Part 1: Data Preparation
Part 2: Neural Machine Translation with Attention
Part 3: Training
Part 4: Testing
- 4.1 Decoding
  - Exercise 06
  - Exercise 07
- 4.2 Minimum Bayes-Risk Decoding

Part 1: Data Preparation

1.1 Importing the Data

We will first start by importing the packages we will use in this assignment. As in the previous course of this specialization, we will use the Trax library created and maintained by the Google Brain team to do most of the heavy lifting.
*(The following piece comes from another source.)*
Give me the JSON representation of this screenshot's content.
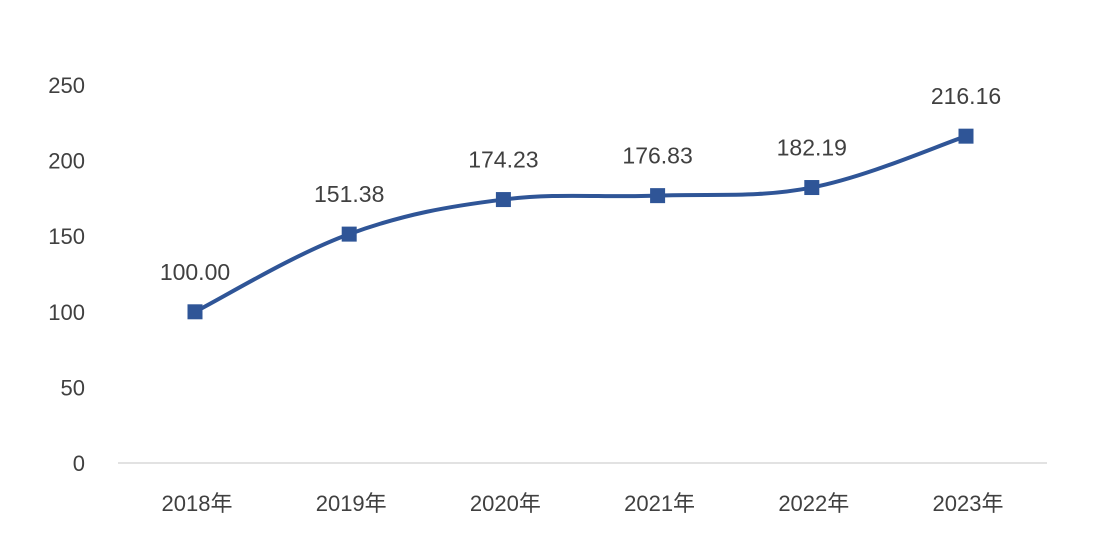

It provides submodules to fetch and process the datasets, as well as build and train the model.

from termcolor import colored
import random
import numpy as np

import trax
from trax import layers as tl
from trax.fastmath import numpy as fastnp
from trax.supervised import training

!pip list | grep trax

INFO:tensorflow:tokens_length=568 inputs_length=512 targets_length=114 noise_density=0.15 mean_noise_span_length=3.0 
trax                     1.3.4
WARNING: You are using pip version 20.1.1; however, version 20.2.3 is available.
You should consider upgrading via the '/opt/conda/bin/python3 -m pip install --upgrade pip' command.
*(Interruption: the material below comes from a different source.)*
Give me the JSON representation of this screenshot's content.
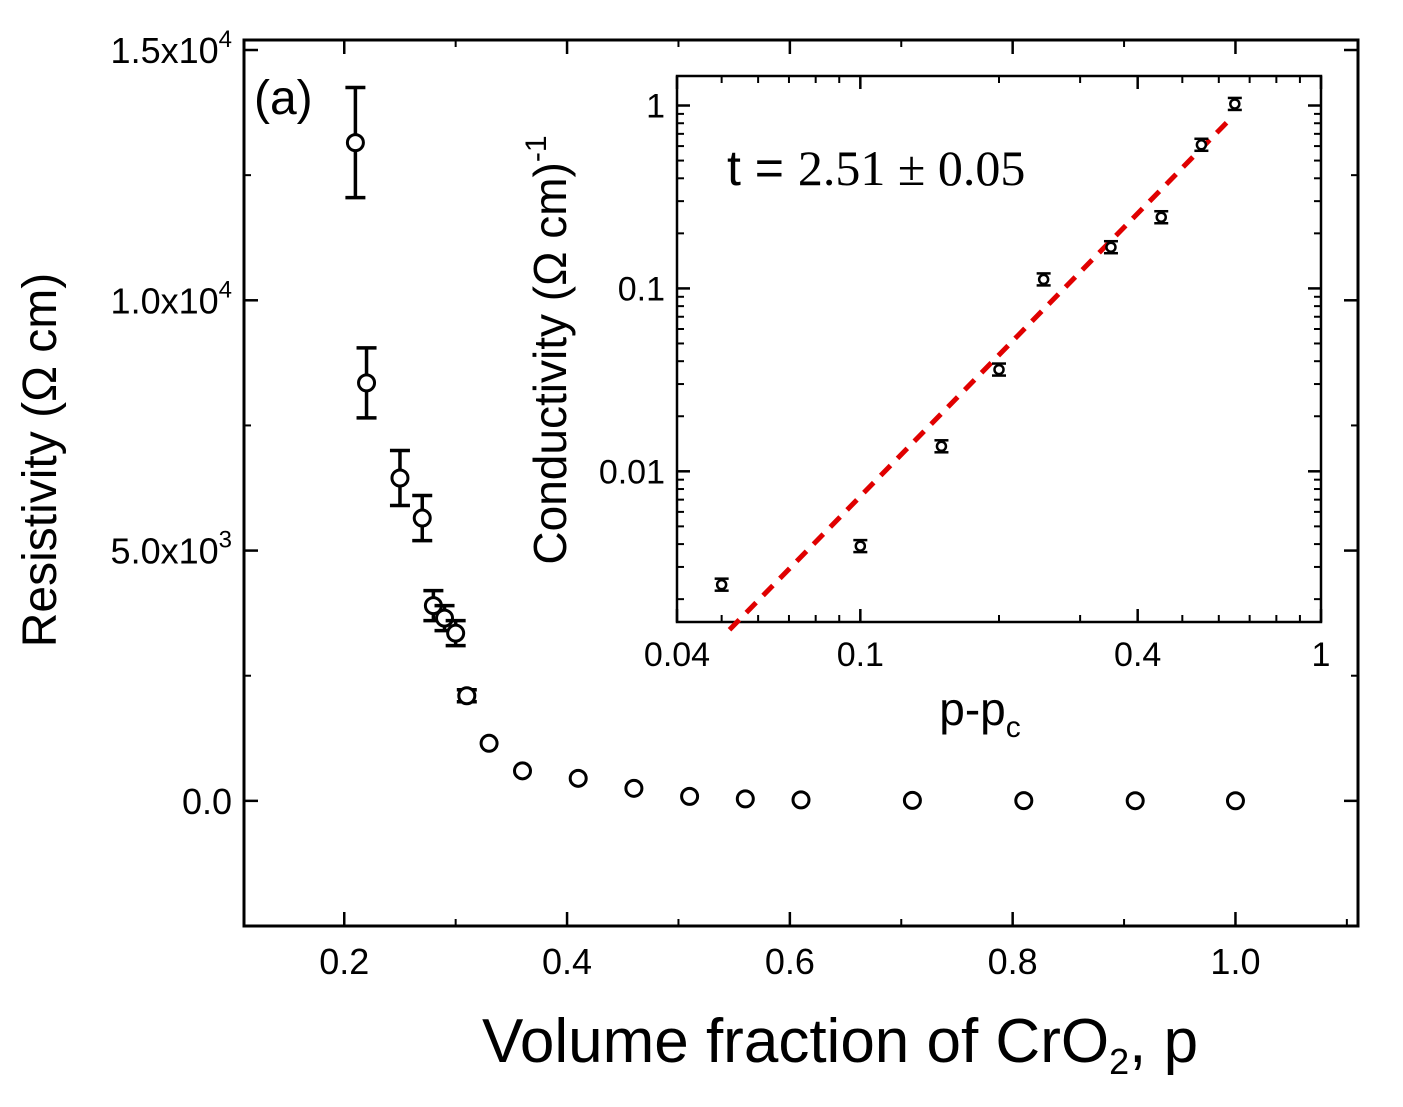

Next, we will import the dataset we will use to train the model. To meet the storage constraints in this lab environment, we will just use a small dataset from Opus, a growing collection of translated texts from the web. Particularly, we will get an English to German translation subset specified as opus/medical which has medical related texts. If storage is not an issue, you can opt to get a larger corpus such as the English to German translation dataset from ParaCrawl, a large multi-lingual translation dataset created by the European Union. Both of these datasets are available via Tensorflow Datasets (TFDS)
and you can browse through the other available datasets here. We have downloaded the data for you in the data/ directory of your workspace. As you'll see below, you can easily access this dataset from TFDS with trax.data.TFDS. The result is a python generator function yielding tuples. Use the keys argument to select what appears at which position in the tuple. For example, keys=('en', 'de') below will return pairs as (English sentence, German sentence).